It’s been nearly two years since any of the 27,000-tons of carpet-like material were last removed from a site in Warren under the state’s most recent attempt to clean up an abandoned rifle range.
The Maine Department of Environmental Protection contracted with Farley and Sons Inc. in November of 2018 to remove and haul the plastic carpeting to the Dragon Cement plant in Thomaston where it would be burned for fuel. State officials were hopeful this would be the solution to the decades-long effort to remove as much of the material as possible from the former rifle range off of Route 90 in Warren.
However, only 16 tons were removed and no material has been hauled from the site since August 2019, according to DEP spokesperson David Madore. Removal was halted due to material handling and processing problems at Dragon Cement, Madore said.

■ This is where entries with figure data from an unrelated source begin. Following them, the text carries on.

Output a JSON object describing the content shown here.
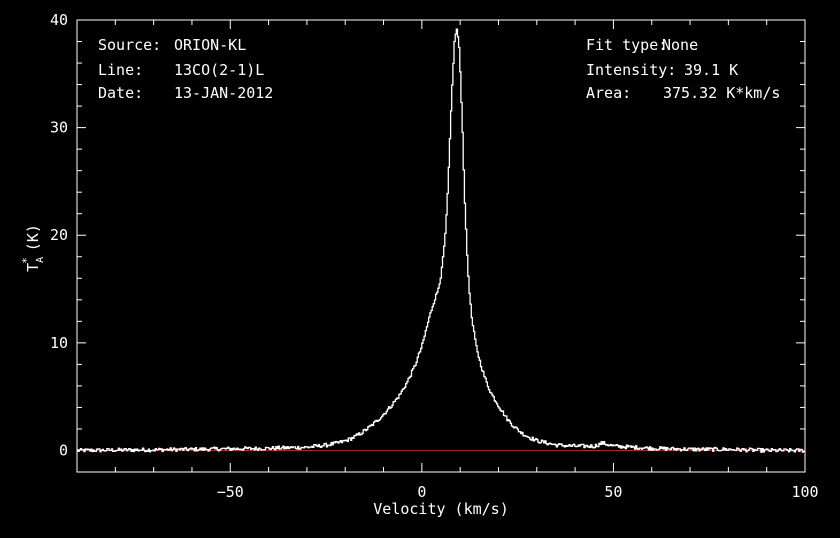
{
  "colors": {
    "background": "#000000",
    "foreground": "#ffffff",
    "spectrum": "#ffffff",
    "baseline": "#ff0000"
  },
  "info_left": {
    "source_label": "Source:",
    "source_value": "ORION-KL",
    "line_label": "Line:",
    "line_value": "13CO(2-1)L",
    "date_label": "Date:",
    "date_value": "13-JAN-2012"
  },
  "info_right": {
    "fit_label": "Fit type:",
    "fit_value": "None",
    "intensity_label": "Intensity:",
    "intensity_value": "39.1 K",
    "area_label": "Area:",
    "area_value": "375.32 K*km/s"
  },
  "chart_data": {
    "type": "line",
    "xlabel": "Velocity (km/s)",
    "ylabel_main": "T",
    "ylabel_sub": "A",
    "ylabel_sup": "*",
    "ylabel_unit": "(K)",
    "xlim": [
      -90,
      100
    ],
    "ylim": [
      -2,
      40
    ],
    "x_ticks": [
      -50,
      0,
      50,
      100
    ],
    "y_ticks": [
      0,
      10,
      20,
      30,
      40
    ],
    "x_tick_labels": [
      "−50",
      "0",
      "50",
      "100"
    ],
    "y_tick_labels": [
      "0",
      "10",
      "20",
      "30",
      "40"
    ],
    "baseline_y": 0,
    "grid": false,
    "series": [
      {
        "x": [
          -90,
          -60,
          -40,
          -30,
          -25,
          -22,
          -20,
          -18,
          -16,
          -14,
          -12,
          -10,
          -8,
          -6,
          -4,
          -2,
          0,
          1,
          2,
          3,
          4,
          5,
          6,
          6.5,
          7,
          7.5,
          8,
          8.5,
          9,
          9.5,
          10,
          10.5,
          11,
          11.5,
          12,
          12.5,
          13,
          14,
          15,
          16,
          17,
          18,
          20,
          22,
          24,
          26,
          28,
          30,
          35,
          40,
          45,
          47,
          50,
          55,
          60,
          70,
          80,
          90,
          100
        ],
        "y": [
          0.0,
          0.1,
          0.2,
          0.3,
          0.5,
          0.7,
          0.9,
          1.2,
          1.6,
          2.1,
          2.7,
          3.4,
          4.2,
          5.1,
          6.3,
          7.8,
          9.8,
          11.2,
          12.6,
          13.8,
          14.8,
          16.5,
          20.0,
          23.0,
          27.0,
          31.5,
          35.5,
          38.5,
          39.1,
          38.0,
          34.5,
          29.5,
          24.0,
          19.5,
          16.2,
          13.8,
          12.0,
          9.8,
          8.3,
          7.1,
          6.1,
          5.3,
          4.1,
          3.0,
          2.2,
          1.6,
          1.2,
          0.9,
          0.5,
          0.4,
          0.4,
          0.7,
          0.4,
          0.3,
          0.2,
          0.1,
          0.1,
          0.0,
          0.0
        ]
      }
    ]
  }
}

While the DEP had hoped more material would have been removed from the site by now, Madore said the current contract for Dragon Cement to receive and burn the material is currently the best prospect. With the contract set to expire at the end of the year, Madore said the DEP is trying to “work through the challenges” while exploring other options.
Madore did not elaborate on how, specifically, the department has been working with the companies to get material moving over the last two years.

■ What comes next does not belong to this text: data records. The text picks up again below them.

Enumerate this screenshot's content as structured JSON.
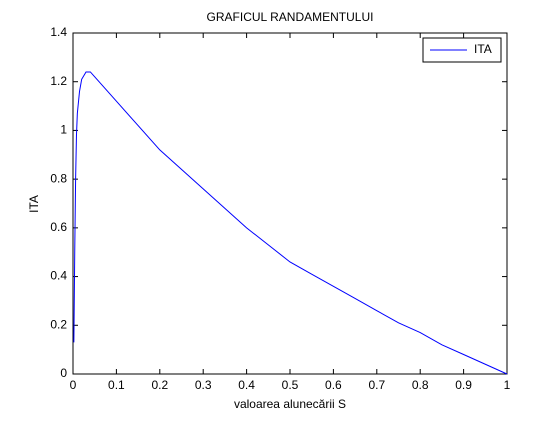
{
  "chart_data": {
    "type": "line",
    "title": "GRAFICUL RANDAMENTULUI",
    "x_label": "valoarea alunecării S",
    "y_label": "ITA",
    "x": [
      0.002,
      0.004,
      0.006,
      0.008,
      0.01,
      0.015,
      0.02,
      0.03,
      0.04,
      0.05,
      0.07,
      0.1,
      0.15,
      0.2,
      0.25,
      0.3,
      0.35,
      0.4,
      0.45,
      0.5,
      0.55,
      0.6,
      0.65,
      0.7,
      0.75,
      0.8,
      0.85,
      0.9,
      0.95,
      1.0
    ],
    "series": [
      {
        "name": "ITA",
        "color": "#0000ff",
        "values": [
          0.13,
          0.5,
          0.8,
          0.98,
          1.07,
          1.16,
          1.21,
          1.24,
          1.24,
          1.22,
          1.18,
          1.12,
          1.02,
          0.92,
          0.84,
          0.76,
          0.68,
          0.6,
          0.53,
          0.46,
          0.41,
          0.36,
          0.31,
          0.26,
          0.21,
          0.17,
          0.12,
          0.08,
          0.04,
          0.0
        ]
      }
    ],
    "xlim": [
      0,
      1
    ],
    "ylim": [
      0,
      1.4
    ],
    "xticks": [
      0,
      0.1,
      0.2,
      0.3,
      0.4,
      0.5,
      0.6,
      0.7,
      0.8,
      0.9,
      1
    ],
    "yticks": [
      0,
      0.2,
      0.4,
      0.6,
      0.8,
      1,
      1.2,
      1.4
    ],
    "legend": "top-right",
    "grid": false
  }
}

“Taking the product to Dragon is still the most cost effective solution for the material,” Madore said. “We continue to work with the contractor and Dragon to find a way to move more material.”
The mountains of carpet-like material arrived on the site around 1998, when the DEP allowed the owner of the rifle range to bring in the materials from Auburn. Steamship Navigation, which owned the rifle range, claimed the material was going to be used as berms to stop bullets from going off the property.
But the berm project was never completed, and soon after the materials arrived, the property owners seemingly disappeared. Despite years of unpaid property taxes, Warren residents have rejected numerous calls at the annual town meeting for the town to take ownership of the property out of fear they will be financially responsible for the clean-up. The town most recently voted against taking ownership of the property at a meeting in November.
The DEP gained control of the site through a court order in 2001 and has been looking for solutions to remove the materials since. A previous attempt to remove the materials fizzled out in 2017, when a contract with a Massachusetts company ended with much less material being removed from the site than anticipated. It is unclear how much material was removed under that contract.
The DEP renewed efforts to find a solution to the removal problem in 2018, ultimately granting the contract to Farley and Sons Inc., a local contractor, and Dragon Cement.
After receiving the necessary permits to burn the material, Dragon began receiving the material during the summer of 2019.
Dragon’s burning system was designed to process baled material, Madore said. However, the material coming from the Warren site is loose and “[baling] it at the site would require significant investment,” he said.
Madore said the DEP has been working with Dragon and Farley and Sons to get material moving again, however it has been challenging.
“Varying seasonal work schedules and busy times of both parties have made it difficult to make headway on removing carpet, but not for lack of trying, however,” Madore said.
It is not clear when removal of the material will resume.
To date, the DEP has only used about $450 of the $250,000 in funding it has left for clean-up of the Warren site, according to Madore.
Madore said the DEP is exploring “other options” though did not specify whether or not the department would seek additional proposals once the current contract with Dragon and Farley and Sons expires at the end of the year.
Attempts to reach Dragon Cement’s plant manager Tuesday were unsuccessful. A message for the plant’s environmental manager was not returned.